As estatísticas recentes reforçam o quão desigual a sociedade brasileira ainda é – em termos sociais e também em relação às questões de gênero e etnia. Lançado em abril de 2017, o mais recente ranking do IDH da ONU analisa a desigualdade entre homens e mulheres nas nações, e estamos na 92ª posição entre 159 países analisados. No Brasil, a renda per capita das mulheres é 66,2% inferior à dos homens, mesmo elas tendo mais escolaridade e maior expectativa de vida do que os homens.

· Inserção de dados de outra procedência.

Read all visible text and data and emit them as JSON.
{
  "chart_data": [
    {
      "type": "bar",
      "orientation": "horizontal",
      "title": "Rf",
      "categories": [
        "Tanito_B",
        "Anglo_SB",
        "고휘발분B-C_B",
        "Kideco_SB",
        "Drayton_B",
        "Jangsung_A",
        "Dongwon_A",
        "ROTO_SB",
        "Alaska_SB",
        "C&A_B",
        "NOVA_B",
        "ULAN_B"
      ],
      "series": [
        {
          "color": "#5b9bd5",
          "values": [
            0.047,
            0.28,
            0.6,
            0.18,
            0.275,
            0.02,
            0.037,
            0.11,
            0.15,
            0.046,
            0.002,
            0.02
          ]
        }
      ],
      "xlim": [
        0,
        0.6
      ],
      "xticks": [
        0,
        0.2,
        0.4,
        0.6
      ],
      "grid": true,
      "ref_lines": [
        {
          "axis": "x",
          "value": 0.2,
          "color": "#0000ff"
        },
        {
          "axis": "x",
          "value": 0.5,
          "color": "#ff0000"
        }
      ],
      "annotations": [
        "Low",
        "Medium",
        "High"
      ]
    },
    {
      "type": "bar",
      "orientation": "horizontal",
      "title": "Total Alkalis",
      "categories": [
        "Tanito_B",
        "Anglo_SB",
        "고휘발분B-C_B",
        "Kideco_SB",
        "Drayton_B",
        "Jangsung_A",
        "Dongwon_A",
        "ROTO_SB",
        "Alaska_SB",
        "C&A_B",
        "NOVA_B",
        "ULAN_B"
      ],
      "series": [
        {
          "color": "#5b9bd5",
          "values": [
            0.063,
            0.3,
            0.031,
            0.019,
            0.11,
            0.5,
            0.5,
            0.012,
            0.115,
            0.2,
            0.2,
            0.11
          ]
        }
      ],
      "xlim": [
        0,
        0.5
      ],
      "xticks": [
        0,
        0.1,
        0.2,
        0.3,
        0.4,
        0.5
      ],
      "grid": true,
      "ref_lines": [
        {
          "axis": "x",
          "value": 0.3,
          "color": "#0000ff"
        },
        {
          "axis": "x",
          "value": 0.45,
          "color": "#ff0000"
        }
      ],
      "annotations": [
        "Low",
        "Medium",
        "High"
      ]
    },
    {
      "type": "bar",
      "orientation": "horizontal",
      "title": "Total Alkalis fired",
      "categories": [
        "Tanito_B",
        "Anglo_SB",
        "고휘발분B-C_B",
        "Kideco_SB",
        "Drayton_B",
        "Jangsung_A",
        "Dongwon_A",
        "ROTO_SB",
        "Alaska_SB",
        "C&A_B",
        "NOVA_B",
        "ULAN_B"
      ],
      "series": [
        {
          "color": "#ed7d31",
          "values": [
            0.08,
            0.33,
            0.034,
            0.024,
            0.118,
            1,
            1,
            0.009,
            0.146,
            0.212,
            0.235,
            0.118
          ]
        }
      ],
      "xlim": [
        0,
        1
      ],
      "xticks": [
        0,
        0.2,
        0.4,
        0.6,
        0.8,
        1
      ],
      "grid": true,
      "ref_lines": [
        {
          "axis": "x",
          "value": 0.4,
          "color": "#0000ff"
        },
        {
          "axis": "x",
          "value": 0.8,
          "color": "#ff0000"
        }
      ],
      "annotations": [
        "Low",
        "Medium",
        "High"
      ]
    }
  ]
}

Na questão étnica, as ações afirmativas, tais como as cotas para afrodescendentes nas universidades, vêm trazendo avanços importantes, segundo dados do estudo Retrato das Desigualdades de Gênero e Raça, do Instituto de Pesquisa Econômica Aplicada (Ipea): entre 1995 e 2015, a população adulta negra com 12 anos ou mais de estudo passou de 3,3% para 12%. O salto foi grande no Ensino Superior: em 2000, havia apenas 6,3% de estudantes pretos entre 18 e 24 anos frequentando universidades; em 2010 o percentual saltou para 30,4% (pretos), embora os bancos das universidades ainda sejam ocupados por 60,7% de estudantes brancos. Segundo uma projeção do Ipea, com base na Pesquisa Nacional por Amostra de Domicílios (Pnad) de 2007, seria necessário manter o mesmo ritmo de queda durante pelo menos 40 anos para que se consolidasse uma sociedade mais igualitária do ponto de visto etnorracial.